Q. How do you anticipate the next financial year to be for M&HCVs?
A. We expect the volume growth to continue in FY2021-22. We expect the second half of the respective financial year to be a time when the peak volumes of FY2018-19 could be bridged on the back of an improving economic scenario, positive business sentiments, higher freight availability, and continued government expenditure in infrastructure and road construction projects. We expect the announcement of scrappage policy by the government. It will help to stimulate M&HCV sales.

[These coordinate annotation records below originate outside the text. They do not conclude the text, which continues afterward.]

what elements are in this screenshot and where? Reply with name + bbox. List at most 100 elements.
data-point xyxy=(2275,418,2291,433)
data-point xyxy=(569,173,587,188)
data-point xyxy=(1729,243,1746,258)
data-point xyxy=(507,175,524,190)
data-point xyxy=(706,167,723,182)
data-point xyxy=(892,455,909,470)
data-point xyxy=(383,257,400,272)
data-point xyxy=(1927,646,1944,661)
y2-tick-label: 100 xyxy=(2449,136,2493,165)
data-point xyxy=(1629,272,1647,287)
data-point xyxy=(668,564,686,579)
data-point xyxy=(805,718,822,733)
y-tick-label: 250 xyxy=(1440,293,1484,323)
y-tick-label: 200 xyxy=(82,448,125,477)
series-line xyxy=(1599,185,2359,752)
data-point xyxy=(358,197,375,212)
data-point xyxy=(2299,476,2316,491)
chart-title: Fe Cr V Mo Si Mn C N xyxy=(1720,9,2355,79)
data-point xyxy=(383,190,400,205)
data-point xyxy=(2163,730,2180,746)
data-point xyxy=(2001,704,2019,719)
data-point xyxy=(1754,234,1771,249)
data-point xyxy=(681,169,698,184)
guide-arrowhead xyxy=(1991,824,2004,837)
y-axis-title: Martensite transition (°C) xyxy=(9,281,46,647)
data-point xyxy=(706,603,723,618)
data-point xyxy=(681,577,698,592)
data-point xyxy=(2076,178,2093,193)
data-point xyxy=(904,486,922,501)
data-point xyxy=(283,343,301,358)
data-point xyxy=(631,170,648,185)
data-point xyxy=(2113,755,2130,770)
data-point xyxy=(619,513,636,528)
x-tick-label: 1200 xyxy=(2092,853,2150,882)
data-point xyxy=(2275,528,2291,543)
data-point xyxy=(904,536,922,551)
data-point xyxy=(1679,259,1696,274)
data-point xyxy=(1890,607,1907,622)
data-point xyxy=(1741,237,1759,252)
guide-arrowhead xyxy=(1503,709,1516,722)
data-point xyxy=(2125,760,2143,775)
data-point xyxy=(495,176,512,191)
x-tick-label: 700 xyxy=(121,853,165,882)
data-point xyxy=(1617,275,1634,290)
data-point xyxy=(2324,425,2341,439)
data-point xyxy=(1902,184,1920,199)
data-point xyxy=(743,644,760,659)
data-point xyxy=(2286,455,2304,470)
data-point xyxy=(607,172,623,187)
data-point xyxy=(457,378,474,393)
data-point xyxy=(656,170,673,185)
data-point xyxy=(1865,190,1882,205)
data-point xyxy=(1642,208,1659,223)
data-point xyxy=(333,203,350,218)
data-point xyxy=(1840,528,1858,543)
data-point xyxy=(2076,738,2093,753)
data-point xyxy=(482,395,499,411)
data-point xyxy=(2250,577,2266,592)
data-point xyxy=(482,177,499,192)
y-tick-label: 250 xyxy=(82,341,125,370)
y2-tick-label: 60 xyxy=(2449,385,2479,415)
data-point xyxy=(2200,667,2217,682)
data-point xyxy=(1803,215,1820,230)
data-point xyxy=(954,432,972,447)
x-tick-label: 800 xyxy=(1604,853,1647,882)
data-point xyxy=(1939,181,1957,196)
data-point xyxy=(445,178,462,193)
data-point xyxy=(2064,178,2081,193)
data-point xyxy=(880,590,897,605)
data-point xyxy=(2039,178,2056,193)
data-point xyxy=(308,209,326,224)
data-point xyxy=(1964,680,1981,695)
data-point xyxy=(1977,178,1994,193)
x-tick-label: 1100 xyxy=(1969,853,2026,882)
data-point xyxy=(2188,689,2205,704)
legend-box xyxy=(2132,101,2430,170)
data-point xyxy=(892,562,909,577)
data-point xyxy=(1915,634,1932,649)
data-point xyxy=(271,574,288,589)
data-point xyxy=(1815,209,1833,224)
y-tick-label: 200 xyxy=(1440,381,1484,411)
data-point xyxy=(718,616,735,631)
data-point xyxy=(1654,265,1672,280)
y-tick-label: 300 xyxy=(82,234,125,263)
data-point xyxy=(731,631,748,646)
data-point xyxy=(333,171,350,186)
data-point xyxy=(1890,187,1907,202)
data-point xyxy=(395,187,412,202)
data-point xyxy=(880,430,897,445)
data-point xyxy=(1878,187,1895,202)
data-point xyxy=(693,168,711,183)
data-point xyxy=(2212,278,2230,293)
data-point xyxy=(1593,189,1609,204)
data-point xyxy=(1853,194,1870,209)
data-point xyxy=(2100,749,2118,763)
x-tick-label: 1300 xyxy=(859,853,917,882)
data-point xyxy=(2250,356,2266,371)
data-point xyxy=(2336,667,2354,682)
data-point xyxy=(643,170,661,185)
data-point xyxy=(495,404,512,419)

Q. What about factors like driver shortage,
increased dependence of truckers on OEMs due to higher electriconic content, and their productivity
and profitability?
A. The rise in electronic content in-line with the regulatory requirements has increased the dependence of fleet on OEMs for service and maintenance. Electronics onboard a CV has actually made it easier to calibrate the engines, to enhance truckers’ earning potential through lower TCO. OEMs are now offering attractive AMC rates, which not only hedges the maintenance expenses over a vehicle life of up to six years, a higher peace of mind for transporters is had as far as vehicle maintenance is concerned. Rather than invest in vehicle maintenance infrastructure, bigger fleets are finding it economical to opt for AMC. Adding value to the AMC proposition are the Tata Motors’ six service training centres and nine mobile training vans fitted with the state-of-the-art equipment to develop capability amongst the transporters manpower for vehicle maintenance and daily checks. Apart from the enhanced power-to-weight ratios of BSVI CVs, Tata Motors has come to offer a gamut of services under ‘Sampoorna Seva 2.0’. These cover the lifetime of the vehicle and help transporters enhance productivity and as well as profitability. The services also help to achieve good resale value. While the macro economic factors which may impact productivity of the transporters’ fleet are out of control of an OEM, to help transporters tide over the key challenge of driver shortage, Tata Motors has established driver training institutes in Punjab, Assam, Nagaland, Rajasthan and Maharashtra. These centres impart practical and theory classes. Till date, more than 6,20,000 drivers have been trained. Plans are being drawn to further expand this exercise to other states.

“The peculiar trends pertaining to M&HCVs include a transition towards higher powered CVs”.